The Report Company: What does Malta's financial services sector look like today?
Kenneth Farrugia: Just 25 years ago, Malta was an offshore jurisdiction, so clearly our proposition was permeated with a tax regime which was driven by tax incentives, tax holidays and the likes. In the late 1980s, the government decided that Malta should initiate a process to embark on a journey to join the EU. This meant that we had to overhaul the way that our regulatory structure and legal structure was moulded, which took five years. This spearheaded the Investment Services Act, which is very similar to what you find in the UK.
For the first 10 years, the industry was very much driven by the domestic market. Local institutions, banks predominantly and financial intermediaries, started exploiting the new framework and introducing new services in Malta. There were a lot of asset management companies, private banking and insurance operators, and a stock exchange was introduced, but it was all focussed on the domestic market.

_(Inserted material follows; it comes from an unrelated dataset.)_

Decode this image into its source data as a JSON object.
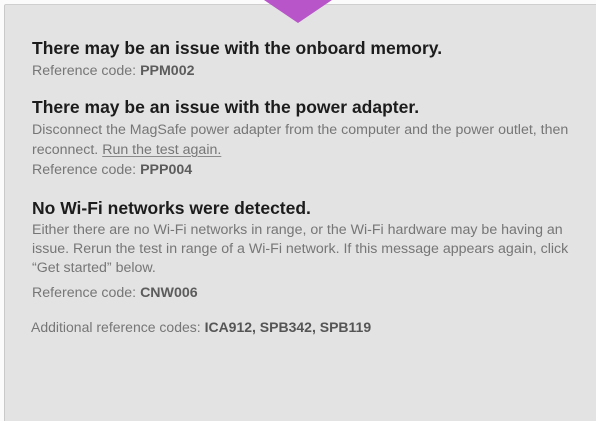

Once EU membership came in 2004, this was the catalyst for a paradigm shift for the industry. It started opening up to mainland Europe, because membership opened up this reality for us. And we started seeing traction. When we joined the EU, we were in effect given the seal of approval insofar of the standing of our legal and regulatory framework and the standing of our tax framework, so operators started coming here.
FinanceMalta was set up a couple of years later because we felt at the time that there was a need to set up a body to promote Malta's financial sector outside of our shores.
Today, we have achieved a lot. In the 1990s, the contribution to GDP by the financial sector was just three percent. Today, it's well over 12 percent, and employs around 2,000 people. Looking at the factors that contributed to the traction that we've achieved so far, I think one is having a single regulatory body in Malta, so it's a one-stop shop. If you want a licence, if you want to be listed, it's the Financial Services Authority. We have one single regulator. And the regulatory body is meticulous but accessible. They have a pro-business mindset. They prefer to meet applicants before actually licensing them. They want to meet the business people. They want to understand the business model. It's a relationship-based regulatory approach, which is distinct from what you experience in London.
Time to market is very competitive. It normally takes you about two to three months to license a fund, which is quite fast. We have come up with various innovations in the fund space which speed things up. In the insurance sector, we have introduced protected cell structures. We are the only EU jurisdiction to have that. We saw what worked in the Channel Islands, and we looked at it, we proved it, and introduced it within our framework.
There are the benefits to operating in Malta, such as the cost of resources here compared to other jurisdictions, the cost of running an operation here in terms of office space, low utility costs, and so on.